Software Engineering Institute

Most organizations struggle to prioritize responses to the tens of thousands of cyber vulnerabilities discovered each year. In a recent push to transform the vulnerability management landscape, the Cybersecurity and Infrastructure Security Agency (CISA) adapted and promoted the SEI’s Stakeholder Specific Vulnerability Categorization (SSVC) approach.

The SEI applied nearly four decades of experience researching vulnerability response when it developed SSVC in 2019. This conceptual tool for prioritizing vulnerabilities emphasizes stakeholder perspectives, which are often missing from vulnerability data. Using SSVC, vulnerability analysts gather human input to incorporate an organization’s particular attributes and values rather than rely on stakeholder-agnostic indicators such as the long-standing Common Vulnerability Scoring System (CVSS) base score.

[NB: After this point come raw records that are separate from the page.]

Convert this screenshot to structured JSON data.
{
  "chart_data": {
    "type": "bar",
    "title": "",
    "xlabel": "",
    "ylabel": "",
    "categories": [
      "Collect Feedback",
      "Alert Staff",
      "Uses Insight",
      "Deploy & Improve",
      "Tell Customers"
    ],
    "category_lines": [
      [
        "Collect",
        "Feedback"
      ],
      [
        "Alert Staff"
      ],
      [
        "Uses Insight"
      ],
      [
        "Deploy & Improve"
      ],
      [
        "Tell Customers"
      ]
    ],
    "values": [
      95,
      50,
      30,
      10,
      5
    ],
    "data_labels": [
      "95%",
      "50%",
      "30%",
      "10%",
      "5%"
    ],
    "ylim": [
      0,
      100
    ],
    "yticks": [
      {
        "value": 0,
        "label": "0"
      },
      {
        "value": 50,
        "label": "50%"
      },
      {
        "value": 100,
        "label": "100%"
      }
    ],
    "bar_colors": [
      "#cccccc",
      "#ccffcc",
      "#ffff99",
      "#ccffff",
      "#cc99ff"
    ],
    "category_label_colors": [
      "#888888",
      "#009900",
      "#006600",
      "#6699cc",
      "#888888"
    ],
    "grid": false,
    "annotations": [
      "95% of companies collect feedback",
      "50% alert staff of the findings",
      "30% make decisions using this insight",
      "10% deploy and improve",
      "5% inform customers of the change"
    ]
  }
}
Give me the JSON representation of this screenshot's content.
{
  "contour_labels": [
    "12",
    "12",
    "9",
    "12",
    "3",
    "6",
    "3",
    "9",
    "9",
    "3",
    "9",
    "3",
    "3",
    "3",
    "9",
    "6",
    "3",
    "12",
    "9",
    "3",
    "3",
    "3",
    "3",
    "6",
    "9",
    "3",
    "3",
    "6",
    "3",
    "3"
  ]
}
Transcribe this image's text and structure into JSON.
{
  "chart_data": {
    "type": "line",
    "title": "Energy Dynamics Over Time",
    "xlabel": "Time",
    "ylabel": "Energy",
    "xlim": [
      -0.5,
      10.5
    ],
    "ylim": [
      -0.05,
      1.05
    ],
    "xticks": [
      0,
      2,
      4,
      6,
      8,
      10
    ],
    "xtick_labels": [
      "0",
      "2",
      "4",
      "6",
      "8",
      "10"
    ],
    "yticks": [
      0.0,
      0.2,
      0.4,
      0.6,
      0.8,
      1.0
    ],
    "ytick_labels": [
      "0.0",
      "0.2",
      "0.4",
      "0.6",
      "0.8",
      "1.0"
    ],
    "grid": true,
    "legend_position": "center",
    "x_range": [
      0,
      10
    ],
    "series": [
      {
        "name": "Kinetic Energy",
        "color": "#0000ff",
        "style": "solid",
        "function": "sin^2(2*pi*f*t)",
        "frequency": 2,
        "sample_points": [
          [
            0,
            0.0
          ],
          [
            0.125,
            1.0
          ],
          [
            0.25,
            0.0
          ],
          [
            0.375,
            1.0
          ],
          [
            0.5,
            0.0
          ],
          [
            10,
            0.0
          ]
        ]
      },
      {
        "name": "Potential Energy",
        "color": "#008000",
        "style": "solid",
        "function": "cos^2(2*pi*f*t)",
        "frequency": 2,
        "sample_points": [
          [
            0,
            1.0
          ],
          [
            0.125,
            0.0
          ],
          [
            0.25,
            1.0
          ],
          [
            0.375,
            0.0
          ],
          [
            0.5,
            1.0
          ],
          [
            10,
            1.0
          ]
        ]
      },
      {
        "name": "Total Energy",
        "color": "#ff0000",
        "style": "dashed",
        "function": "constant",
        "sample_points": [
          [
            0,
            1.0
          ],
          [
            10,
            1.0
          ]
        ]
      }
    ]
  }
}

SSVC captures risk owners’ perspectives on vulnerabilities before analysts address them, enabling analysts to process more vulnerabilities, a benefit that drew CISA’s attention in 2020. The SEI and CISA developed a custom SSVC decision tree to help CISA better support its U.S. federal civilian executive branch; state, local, tribal, and territorial governments; and critical infrastructure stakeholders. These organizations can also use SSVC themselves to efficiently decide the best responses that align with stakeholder values and justify decisions that affect other government bodies.

In CISA’s SSVC decision tree, an organization leverages external vulnerability data and knowledge of its own environment to evaluate a series of decision points about a given vulnerability: exploitation status, technical impact, automatability, mission prevalence, and impact on public well-being. The answers lead to a vulnerability prioritization recommendation—track, closely monitor, attend to, or act on—that considers the organization’s risk appetite and other attributes.